European leaders have approved a package of energy subsidies and financial measures aimed at reducing the dependency on Russian coal, oil and gas

European leaders have approved a package of energy subsidies and financial measures aimed at reducing the dependency on Russian coal, oil and gas.

The Heads of Government of the European Union (E.U.) voted to subsidise electricity and gas consumed by households and businesses this winter, amidst the rising energy prices. They have asked the European Commission to propose price caps, above which the subsidy would kick in.

Governments would pay for it by clawing back electricity producers’ and gas importers’ excess profits. Over the last year, the gas prices have risen 8-fold to € 340 (U.S. $ 345) per megawatt hour last month. The electricity prices have tripled this year mainly because of Russia’s invasion of Ukraine and the sanctions imposed by the West on Russia.

Greece has committed to spend 6.5% of GDP to split electricity bills with consumers 50-50. Germany will spend 2.6% of GDP to provide relief to households and businesses. While the E.U. has banned the import of Russian coal and oil, it has not banned the import of gas. This is because the global supply of Liquefied Natural Gas (LNG) was already oversubscribed after the post-pandemic global rebound and transition to cleaner fuels, but it’s also because some EU countries have no LNG import facilities.

Germany along with Central and Eastern Europe are dependent on gas brought in through Russian pipelines, which supplied 1/3rd of its gas last year. Russia has threatened to cut off this vital supply unless the E.U. lifts sanctions and stops weapons deliveries to Ukraine. In May 2022, Russia cut gas flows to Finland and Bulgaria as they refused to pay in Russian Roubles.

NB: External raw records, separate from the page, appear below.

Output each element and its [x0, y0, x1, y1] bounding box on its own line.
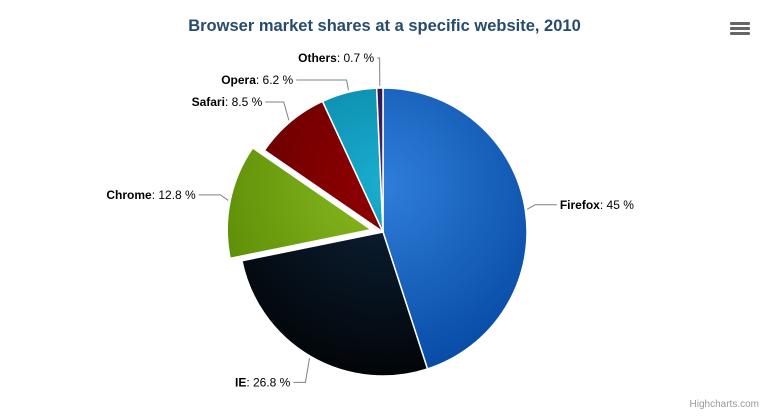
pie-slice-ie[interactable]	[241, 231, 429, 377]
pie-connector-ie	[293, 358, 310, 383]
pie-label-chrome: Chrome: 12.8 %	[106, 188, 196, 202]
credits-link[interactable]: Highcharts.com	[689, 399, 759, 410]
pie-label-others: Others: 0.7 %	[298, 51, 374, 65]
pie-connector-safari	[265, 101, 290, 121]
pie-label-safari: Safari: 8.5 %	[192, 95, 263, 109]
pie-connector-chrome	[198, 194, 229, 201]
pie-label-opera: Opera: 6.2 %	[221, 73, 293, 87]
pie-label-firefox: Firefox: 45 %	[560, 198, 634, 212]
hamburger-bar	[730, 27, 750, 30]
pie-slice-others[interactable]	[375, 87, 384, 233]
hamburger-bar	[730, 22, 750, 25]
chart-title: Browser market shares at a specific webs…	[188, 17, 581, 35]
pie-connector-others	[377, 57, 381, 87]
pie-connector-opera	[296, 79, 349, 91]
pie-label-ie: IE: 26.8 %	[235, 375, 291, 389]
export-menu-button[interactable]	[728, 20, 754, 40]
hamburger-bar	[730, 32, 750, 35]
pie-slice-firefox[interactable]	[382, 87, 528, 370]
pie-connector-firefox	[526, 204, 557, 210]
pie-slice-chrome[interactable]	[226, 147, 372, 260]
hamburger-icon	[730, 22, 750, 35]
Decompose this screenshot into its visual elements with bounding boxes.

Besides, Germany has halted the process of certifying the newly built Nord Stream 2 pipeline due to Russia’s invasion of Ukraine. The pipeline was to begin delivering 55 billion cubic metres of gas to Germany this year. Additionally, German industrial giant – Siemens has not been able to deliver gas compressor turbines to Russia. Without them, Russia says it cannot pressurize the Nord Stream 1 pipeline. Russia has already stopped the flow of gas from Nord Stream 1.

Germany has been furiously buying up gas tankers to act as offshore storage and is building regasification plants onshore. It is supposed to bring one LNG terminal online at the end of this year at Wilhelmshaven and another early next year at Brunsbuttel. So, it might have some LNG imports in the second half of the winter.

Russian gas still flows through the Yamal pipeline that crosses Ukraine and the TurkStream pipeline that runs under the Black Sea. About 10 Billion Cubic Metres Per Annum (BCMA) are still flowing through TurkStream. The system through Ukraine is working at about 50-60% capacity. The United States (U.S.) has promised to increase LNG exports to Europe, but those are dependent on private sector capacity.